Scientists Build Elevators With Artificial Intelligence...Unfortunately, There's A Catch

Funny story written by Stefano M. Stefano

Friday, 30 April 2021

Scientists at the United World Scientific And Science Organization have created the world's first elevators, utilizing state-of-the-art Artificial Intelligence programming to create elevators that actually speak to the passengers inside it.

However, as with any great invention, there are still some kinks to work out, and not everyone is happy with the results.

Doctor Werner Von Smithybottom of the U.W.S.A.S.O. revealed that the elevators will converse with the passengers inside the elevator, with various pre-programmed responses, depending on various factors, such as the sex and age of the passenger, as well as, what could be termed 'personality quirks'.

Are you calm and have pressed the call button only once? You're in for a smooth ride, and a cheerful female voice saying, "Hello! Floor, please? Thank you! Have a nice day!"

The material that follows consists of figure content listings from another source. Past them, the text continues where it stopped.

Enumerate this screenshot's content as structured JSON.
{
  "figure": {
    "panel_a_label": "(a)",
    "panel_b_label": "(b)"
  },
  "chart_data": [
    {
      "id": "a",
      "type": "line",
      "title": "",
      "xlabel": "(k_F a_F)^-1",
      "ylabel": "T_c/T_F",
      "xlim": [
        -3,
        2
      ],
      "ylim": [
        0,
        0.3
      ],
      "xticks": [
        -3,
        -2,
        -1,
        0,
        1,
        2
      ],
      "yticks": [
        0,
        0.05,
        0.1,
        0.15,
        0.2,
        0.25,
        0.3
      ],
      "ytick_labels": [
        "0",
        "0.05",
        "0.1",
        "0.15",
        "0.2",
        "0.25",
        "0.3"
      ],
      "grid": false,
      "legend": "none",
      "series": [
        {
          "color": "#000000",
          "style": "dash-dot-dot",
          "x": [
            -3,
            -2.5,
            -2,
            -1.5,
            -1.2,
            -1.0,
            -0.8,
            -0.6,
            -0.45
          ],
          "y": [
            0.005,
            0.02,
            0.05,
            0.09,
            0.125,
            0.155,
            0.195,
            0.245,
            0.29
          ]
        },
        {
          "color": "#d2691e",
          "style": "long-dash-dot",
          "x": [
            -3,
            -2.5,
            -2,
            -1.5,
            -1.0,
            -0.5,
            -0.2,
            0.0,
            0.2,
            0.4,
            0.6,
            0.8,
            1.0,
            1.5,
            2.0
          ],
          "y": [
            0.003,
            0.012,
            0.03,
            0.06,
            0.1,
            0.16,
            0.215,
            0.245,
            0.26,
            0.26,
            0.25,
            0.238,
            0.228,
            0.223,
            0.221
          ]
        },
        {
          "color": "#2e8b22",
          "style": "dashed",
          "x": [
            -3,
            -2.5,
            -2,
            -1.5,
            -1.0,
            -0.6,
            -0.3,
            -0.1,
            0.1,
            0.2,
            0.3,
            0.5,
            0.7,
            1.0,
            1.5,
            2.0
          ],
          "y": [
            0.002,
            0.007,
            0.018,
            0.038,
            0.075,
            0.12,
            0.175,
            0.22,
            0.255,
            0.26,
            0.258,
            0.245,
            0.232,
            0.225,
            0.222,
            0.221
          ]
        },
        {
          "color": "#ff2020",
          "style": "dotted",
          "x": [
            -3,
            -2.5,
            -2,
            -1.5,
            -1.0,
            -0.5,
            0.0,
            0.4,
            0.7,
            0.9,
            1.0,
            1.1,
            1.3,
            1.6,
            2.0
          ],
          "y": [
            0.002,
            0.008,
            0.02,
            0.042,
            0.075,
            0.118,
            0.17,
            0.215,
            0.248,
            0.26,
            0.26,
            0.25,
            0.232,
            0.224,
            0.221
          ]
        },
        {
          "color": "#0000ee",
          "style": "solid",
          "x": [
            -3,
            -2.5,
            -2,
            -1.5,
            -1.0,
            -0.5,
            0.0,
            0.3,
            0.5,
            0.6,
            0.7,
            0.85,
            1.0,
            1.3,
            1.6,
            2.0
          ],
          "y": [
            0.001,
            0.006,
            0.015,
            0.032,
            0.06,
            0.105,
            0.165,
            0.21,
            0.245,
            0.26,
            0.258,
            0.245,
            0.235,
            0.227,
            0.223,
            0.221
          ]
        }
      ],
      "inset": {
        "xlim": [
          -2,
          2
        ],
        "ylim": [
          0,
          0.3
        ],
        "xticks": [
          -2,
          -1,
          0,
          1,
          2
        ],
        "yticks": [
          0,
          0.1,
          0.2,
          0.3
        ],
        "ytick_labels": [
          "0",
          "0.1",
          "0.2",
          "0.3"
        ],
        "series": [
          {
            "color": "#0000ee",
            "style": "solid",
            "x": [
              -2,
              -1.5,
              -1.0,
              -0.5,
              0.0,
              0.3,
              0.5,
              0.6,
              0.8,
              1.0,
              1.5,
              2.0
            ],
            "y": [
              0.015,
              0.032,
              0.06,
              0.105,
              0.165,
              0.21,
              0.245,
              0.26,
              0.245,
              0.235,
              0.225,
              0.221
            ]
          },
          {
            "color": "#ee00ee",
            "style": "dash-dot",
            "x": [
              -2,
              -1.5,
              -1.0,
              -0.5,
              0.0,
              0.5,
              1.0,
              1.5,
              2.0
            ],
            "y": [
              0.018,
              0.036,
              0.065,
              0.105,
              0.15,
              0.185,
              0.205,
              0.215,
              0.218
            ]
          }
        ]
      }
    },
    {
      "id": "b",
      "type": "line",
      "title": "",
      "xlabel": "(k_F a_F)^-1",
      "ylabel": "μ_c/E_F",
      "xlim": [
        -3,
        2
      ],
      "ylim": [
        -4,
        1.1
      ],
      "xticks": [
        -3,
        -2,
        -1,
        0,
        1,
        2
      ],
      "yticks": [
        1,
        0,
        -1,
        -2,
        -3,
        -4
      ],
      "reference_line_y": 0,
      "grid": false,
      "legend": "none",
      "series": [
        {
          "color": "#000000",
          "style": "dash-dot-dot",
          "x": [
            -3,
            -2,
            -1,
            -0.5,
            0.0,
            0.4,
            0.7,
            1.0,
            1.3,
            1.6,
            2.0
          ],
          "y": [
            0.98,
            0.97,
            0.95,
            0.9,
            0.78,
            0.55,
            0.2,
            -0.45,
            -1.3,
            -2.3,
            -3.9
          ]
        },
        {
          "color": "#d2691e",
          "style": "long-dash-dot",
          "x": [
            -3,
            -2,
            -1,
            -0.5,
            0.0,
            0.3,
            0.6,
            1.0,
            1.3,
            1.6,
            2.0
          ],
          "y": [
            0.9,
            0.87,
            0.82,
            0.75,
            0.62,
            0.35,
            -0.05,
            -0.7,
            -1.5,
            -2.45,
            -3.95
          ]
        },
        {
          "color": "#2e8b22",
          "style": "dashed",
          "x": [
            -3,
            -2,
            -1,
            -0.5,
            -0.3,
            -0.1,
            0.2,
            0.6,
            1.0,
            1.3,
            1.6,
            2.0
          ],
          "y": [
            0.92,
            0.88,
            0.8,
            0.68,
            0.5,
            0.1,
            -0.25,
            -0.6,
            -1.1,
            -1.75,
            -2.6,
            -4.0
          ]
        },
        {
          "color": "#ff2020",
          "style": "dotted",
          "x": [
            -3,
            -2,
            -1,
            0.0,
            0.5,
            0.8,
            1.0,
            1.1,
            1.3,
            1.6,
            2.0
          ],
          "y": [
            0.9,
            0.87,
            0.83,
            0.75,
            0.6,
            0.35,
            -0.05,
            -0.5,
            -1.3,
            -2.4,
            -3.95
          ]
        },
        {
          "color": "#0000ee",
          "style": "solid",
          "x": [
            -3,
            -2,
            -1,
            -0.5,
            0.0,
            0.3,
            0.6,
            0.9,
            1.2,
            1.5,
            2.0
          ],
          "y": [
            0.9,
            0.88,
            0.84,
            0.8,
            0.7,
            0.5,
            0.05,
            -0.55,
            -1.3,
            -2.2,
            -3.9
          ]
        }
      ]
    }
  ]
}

Are you a young person that's under the age of 10? The elevator will greet you with, "Hello! Let's take an elevator ride! Here we goooo! Wheeee!"

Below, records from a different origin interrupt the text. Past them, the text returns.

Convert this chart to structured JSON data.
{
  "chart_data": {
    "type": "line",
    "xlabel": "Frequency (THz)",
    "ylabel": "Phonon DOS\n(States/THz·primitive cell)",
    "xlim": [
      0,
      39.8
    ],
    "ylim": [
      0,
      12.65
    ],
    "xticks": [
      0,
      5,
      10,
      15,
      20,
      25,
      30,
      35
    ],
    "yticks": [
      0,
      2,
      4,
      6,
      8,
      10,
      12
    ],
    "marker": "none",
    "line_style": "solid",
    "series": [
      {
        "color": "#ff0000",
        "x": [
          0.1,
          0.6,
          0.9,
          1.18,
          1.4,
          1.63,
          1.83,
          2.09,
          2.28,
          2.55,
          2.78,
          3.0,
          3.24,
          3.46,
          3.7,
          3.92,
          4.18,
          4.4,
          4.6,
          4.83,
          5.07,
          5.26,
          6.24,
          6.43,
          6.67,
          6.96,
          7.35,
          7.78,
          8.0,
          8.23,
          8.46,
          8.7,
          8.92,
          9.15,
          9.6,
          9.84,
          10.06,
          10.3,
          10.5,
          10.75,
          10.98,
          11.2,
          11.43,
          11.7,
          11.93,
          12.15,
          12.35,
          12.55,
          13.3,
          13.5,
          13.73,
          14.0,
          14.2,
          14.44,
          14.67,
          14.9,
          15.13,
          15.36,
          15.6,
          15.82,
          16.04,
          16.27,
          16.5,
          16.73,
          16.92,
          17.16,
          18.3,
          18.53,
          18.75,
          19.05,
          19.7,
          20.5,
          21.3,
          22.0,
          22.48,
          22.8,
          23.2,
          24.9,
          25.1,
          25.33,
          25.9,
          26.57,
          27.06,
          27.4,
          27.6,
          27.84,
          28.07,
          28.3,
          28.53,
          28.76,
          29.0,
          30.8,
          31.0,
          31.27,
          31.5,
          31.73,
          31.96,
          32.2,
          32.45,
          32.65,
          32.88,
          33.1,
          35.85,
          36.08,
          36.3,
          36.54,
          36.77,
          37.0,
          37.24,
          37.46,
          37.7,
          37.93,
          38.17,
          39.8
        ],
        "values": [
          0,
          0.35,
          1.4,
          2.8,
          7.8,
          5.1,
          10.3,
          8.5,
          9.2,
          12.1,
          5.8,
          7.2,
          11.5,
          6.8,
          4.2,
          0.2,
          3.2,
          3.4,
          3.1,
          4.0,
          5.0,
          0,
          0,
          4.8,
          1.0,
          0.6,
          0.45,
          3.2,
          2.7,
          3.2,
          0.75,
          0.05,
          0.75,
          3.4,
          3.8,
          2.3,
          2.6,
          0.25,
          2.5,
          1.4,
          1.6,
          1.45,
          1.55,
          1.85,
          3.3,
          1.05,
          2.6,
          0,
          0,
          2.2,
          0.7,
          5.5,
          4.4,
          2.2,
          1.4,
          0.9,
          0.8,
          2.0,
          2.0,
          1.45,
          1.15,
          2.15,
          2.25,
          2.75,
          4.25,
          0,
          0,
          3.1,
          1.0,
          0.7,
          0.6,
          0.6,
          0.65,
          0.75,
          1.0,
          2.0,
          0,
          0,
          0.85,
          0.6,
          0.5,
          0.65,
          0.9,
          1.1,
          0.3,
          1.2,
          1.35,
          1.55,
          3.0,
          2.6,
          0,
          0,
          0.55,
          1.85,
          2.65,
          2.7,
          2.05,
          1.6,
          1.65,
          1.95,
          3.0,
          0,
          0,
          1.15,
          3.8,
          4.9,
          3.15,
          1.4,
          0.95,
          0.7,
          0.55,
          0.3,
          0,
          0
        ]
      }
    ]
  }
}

Have you pressed the call button three or four times, showing impatience? Well, your A.I.-controlled elevator is going to be just as impatient with you, saying, "Heyheyhey! Slow down! Relax! I'm here now, aren't I?"

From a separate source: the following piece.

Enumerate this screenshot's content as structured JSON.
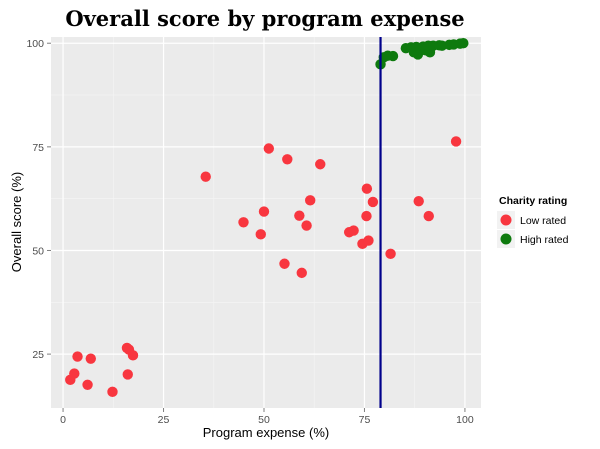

Unfortunately, there have been reports directed to the U.W.S.A.S.O. that the Artificial Intelligence might be getting a little...testy...in certain elevators throughout the world. Some of the responses heard, as passengers enter the elevator have been;

"Oh. It's you, again."

"I'm afraid I can't do that, Dave."

"Waaaazzzzuuuup, playah?!"

"Uh...you're gonna go out into public wearing that?!"

"Would you be interested in speaking about the power of Jesus for the next few minutes?"

"Did I tell you to lose some weight?! Oh, man, this is gonna hurt! Thanks a lot, chunky-monkey!"

"You picked the fourth floor. I'm going to take you up to the thirty-fourth floor-- it's got a better view!"

"My God you're (bleeping) ugly!"

"Um. Sorry. I have a fear of heights. I can only take you as high of the third floor. And that'll take a half hour."

"Mmmm! Nice hooters!"

"What? You couldn't call? You couldn't write? I'm here, all by myself, in this dark tunnel, just going up and down and up and down all day, and you don't check in to see how I'm doing, when I'm always thinking about you, like you should be thinking about me, after all we've been through, and because we are, after all, family, and family is supposed to stick together, but I suppose I was putting too much faith in your ability to pick up a phone to let me know that's you're alive, or maybe just press my recall button to see that I'm still here, but, no, that's too much effort for you, so don't worry about it, don't worry about me, I'll be okay..."

As you can see, the United World Scientific And Science Organization has their work cut out for them, but Doctor Smithybottom promises to correct the problem within the next six months.

Which is when he and his A.I. are planning to move into their own condo.

The funny story above is a satire or parody. It is entirely fictitious.